The night before the WinnCompanies team presented its plans, it met with the mayor and around 30 tenants as “the first of many conversations about quality of life and interaction with site staff,” said Michael O’Brien, an executive vice president. Improvements in maintenance and security were promised, including more cameras installed faster, and the forming of a resident focus group that can speak directly to management as issues arise.

The company hopes to see construction started in early 2023 on two buildings with a total 96 new homes and finished in the summer of 2024, with full occupancy by the end of that year, according to the evening’s presentation.

The current Walden Square. (Photo: Google)

It’s the second take on a Walden Square II project after the first – a slab seven stories tall and 450 feet long at the edge of Winn property, wrapping around an existing nine-story building – drew criticism for its size and design and was withdrawn. The project falls under the city’s new Affordable Housing Overlay zoning, which is supposed to make it easier to build 100 percent affordable projects in part by turning design review from the Planning Board into suggestions a developer can take or leave.

In this case, the first draft of the project was withdrawn before reaching the board. Winn heard the critiques and “we made some significant changes,” said Matthew Robayna, a Winn senior project director. The new proposal more or less cuts the seven-story slab in half, moving one half to the opposite side of an existing building. This allows for better circulation around Walden Square, more open space and 41 new parking spaces instead of 21, company officials said.

The proposed buildings – not yet designed in detail – were described as “tucked back” and “scrunched down.”

But by keeping the number of units near 100, the buildings could still help ease the city’s need for affordable housing, including Walden Square’s own waitlist of 974 new households, they said. (Existing Walden Square tenants who could get a newly built apartment are on a separate list, said Jeff Stigliano, a Winn regional vice president.) The land already holds 240 affordable apartments in one nine-story building and 20 three-story buildings, with 187 existing parking spaces, and some tenants remained concerned Wednesday about overcrowding and adding buildings in a way that would feel cramped.

“Not perfect,” but trying

Though design demands are decreased under the AHO, a developer still needs funding to build, and last month Mayor Sumbul Siddiqui and vice mayor Alanna Mallon told the Affordable Housing Trust they would “would strongly advise” against backing Winn’s project at Walden Square without attention to the complaints.

On Wednesday, company executives repeated assurances from Tuesday’s meeting convened by city officials, telling tenants upset about infestations and other issues they were “not proud” of the problems but were working on them. “Investments that we’ll be making in an ongoing, proactive way” include new paint and carpet in some units within the next couple of months, and an inventory of issues in all existing apartments, O’Brien said.
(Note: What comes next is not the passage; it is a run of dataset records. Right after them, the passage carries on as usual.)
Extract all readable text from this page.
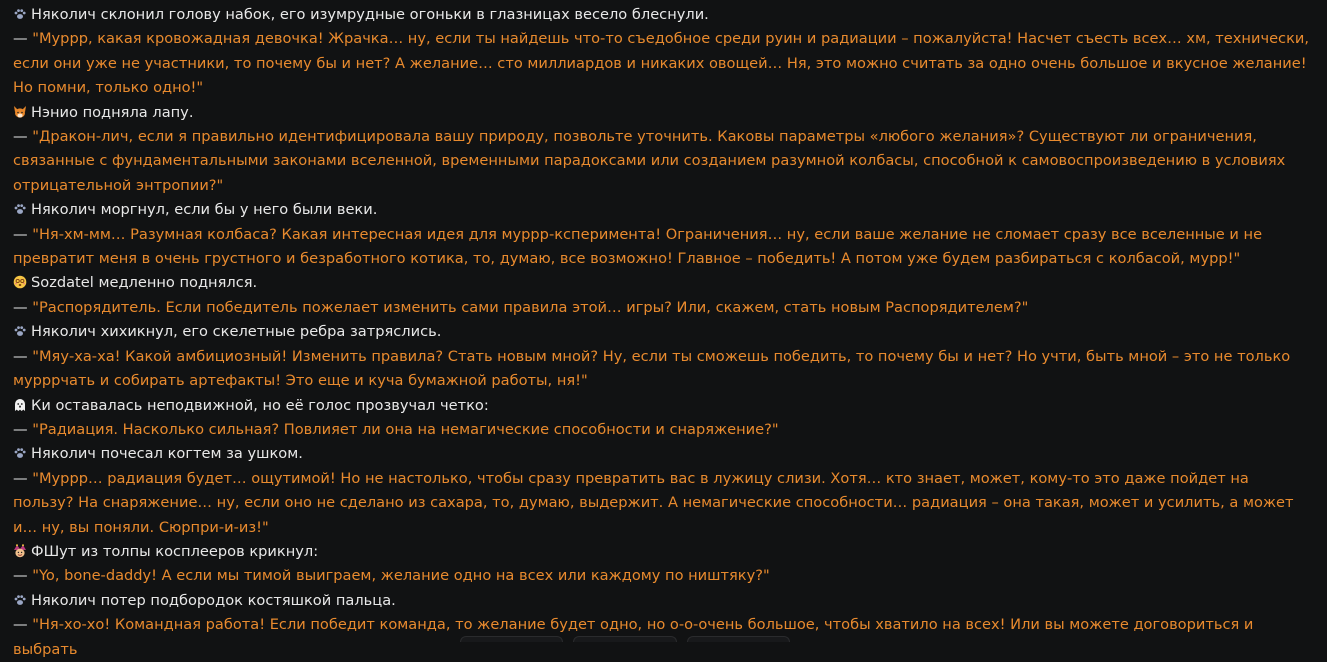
Няколич склонил голову набок, его изумрудные огоньки в глазницах весело блеснули.

— "Муррр, какая кровожадная девочка! Жрачка… ну, если ты найдешь что-то съедобное среди руин и радиации – пожалуйста! Насчет съесть всех… хм, технически, если они уже не участники, то почему бы и нет? А желание… сто миллиардов и никаких овощей… Ня, это можно считать за одно очень большое и вкусное желание! Но помни, только одно!"

Нэнио подняла лапу.

— "Дракон-лич, если я правильно идентифицировала вашу природу, позвольте уточнить. Каковы параметры «любого желания»? Существуют ли ограничения, связанные с фундаментальными законами вселенной, временными парадоксами или созданием разумной колбасы, способной к самовоспроизведению в условиях отрицательной энтропии?"

Няколич моргнул, если бы у него были веки.

— "Ня-хм-мм… Разумная колбаса? Какая интересная идея для муррр-ксперимента! Ограничения… ну, если ваше желание не сломает сразу все вселенные и не превратит меня в очень грустного и безработного котика, то, думаю, все возможно! Главное – победить! А потом уже будем разбираться с колбасой, мурр!"

Sozdatel медленно поднялся.

— "Распорядитель. Если победитель пожелает изменить сами правила этой… игры? Или, скажем, стать новым Распорядителем?"

Няколич хихикнул, его скелетные ребра затряслись.

— "Мяу-ха-ха! Какой амбициозный! Изменить правила? Стать новым мной? Ну, если ты сможешь победить, то почему бы и нет? Но учти, быть мной – это не только мурррчать и собирать артефакты! Это еще и куча бумажной работы, ня!"

Ки оставалась неподвижной, но её голос прозвучал четко:

— "Радиация. Насколько сильная? Повлияет ли она на немагические способности и снаряжение?"

Няколич почесал когтем за ушком.

— "Муррр… радиация будет… ощутимой! Но не настолько, чтобы сразу превратить вас в лужицу слизи. Хотя… кто знает, может, кому-то это даже пойдет на пользу? На снаряжение… ну, если оно не сделано из сахара, то, думаю, выдержит. А немагические способности… радиация – она такая, может и усилить, а может и… ну, вы поняли. Сюрпри-и-из!"

ФШут из толпы косплееров крикнул:

— "Yo, bone-daddy! А если мы тимой выиграем, желание одно на всех или каждому по ништяку?"

Няколич потер подбородок костяшкой пальца.

— "Ня-хо-хо! Командная работа! Если победит команда, то желание будет одно, но о-о-очень большое, чтобы хватило на всех! Или вы можете договориться и выбрать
He promised that an investment schedule would be presented to residents.

“We’ve grown the company significantly not by being perfect, but by striving to be perfect,” O’Brien said, pointing to millions of dollars “pumped into the redevelopment of the property” over 22 years of ownership and the securing of its units’ long-term affordability when it was threatened.

A couple of tenants had a counterproposal to essentially tear down Walden Square and build it back better, as the Cambridge Housing Authority is doing at its Jefferson Park project, and said that infestations weren’t due to more waste accumulating during the pandemic or cleanliness issues, but to bad maintenance and a foundation that let rodents invade. Winn officials said the existing buildings were “within their useful life” – and that the expense was out of reach. “No owner has an infinite amount of money, but under an affordable-housing development that’s even more so the case,” Winn president and managing parter Lawrence Curtis said. More units will bring in more money that can benefit all of Walden Square, he said.

Work to be done

Questions posed by tenants Wednesday remain about transportation and traffic, how the new units will affect the city’s power grid and what kinds of shadows the buildings will cast, but those studies have yet to be done.
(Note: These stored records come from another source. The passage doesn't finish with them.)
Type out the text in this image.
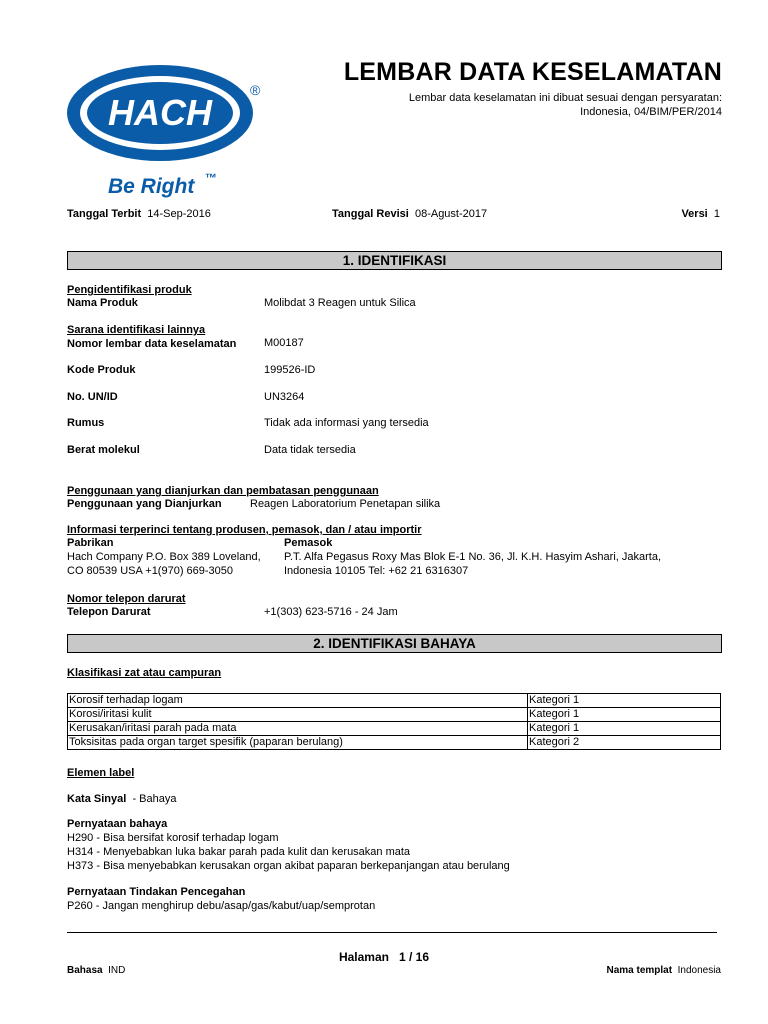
HACH
®
Be Right ™
LEMBAR DATA KESELAMATAN
Lembar data keselamatan ini dibuat sesuai dengan persyaratan:
Indonesia, 04/BIM/PER/2014
Tanggal Terbit 14-Sep-2016	Tanggal Revisi 08-Agust-2017	Versi 1
1. IDENTIFIKASI
Pengidentifikasi produk
Nama Produk	Molibdat 3 Reagen untuk Silica
Sarana identifikasi lainnya
Nomor lembar data keselamatan	M00187
Kode Produk	199526-ID
No. UN/ID	UN3264
Rumus	Tidak ada informasi yang tersedia
Berat molekul	Data tidak tersedia
Penggunaan yang dianjurkan dan pembatasan penggunaan
Penggunaan yang Dianjurkan	Reagen Laboratorium Penetapan silika
Informasi terperinci tentang produsen, pemasok, dan / atau importir
Pabrikan
Hach Company P.O. Box 389 Loveland,
CO 80539 USA +1(970) 669-3050
Pemasok
P.T. Alfa Pegasus Roxy Mas Blok E-1 No. 36, Jl. K.H. Hasyim Ashari, Jakarta,
Indonesia 10105 Tel: +62 21 6316307
Nomor telepon darurat
Telepon Darurat	+1(303) 623-5716 - 24 Jam
2. IDENTIFIKASI BAHAYA
Klasifikasi zat atau campuran
Korosif terhadap logam	Kategori 1
Korosi/iritasi kulit	Kategori 1
Kerusakan/iritasi parah pada mata	Kategori 1
Toksisitas pada organ target spesifik (paparan berulang)	Kategori 2
Elemen label
Kata Sinyal - Bahaya
Pernyataan bahaya
H290 - Bisa bersifat korosif terhadap logam
H314 - Menyebabkan luka bakar parah pada kulit dan kerusakan mata
H373 - Bisa menyebabkan kerusakan organ akibat paparan berkepanjangan atau berulang
Pernyataan Tindakan Pencegahan
P260 - Jangan menghirup debu/asap/gas/kabut/uap/semprotan
Halaman 1 / 16
Bahasa IND	Nama templat Indonesia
The company was willing to do the studies, but O’Brien said that with each costing from $50,000 to $100,000, residents should remember that “when you look at the requirements of the AHO, detailed neighborhood impacts on surrounding streets are not part of the script.”

Still, O’Brien said, the company wanted to build consensus around the project.

Company officials also said they would come back with information on the effect of the proposed project on Walden Square trees, and whether there could be an offsite staging area for construction to minimize its effects on tenants.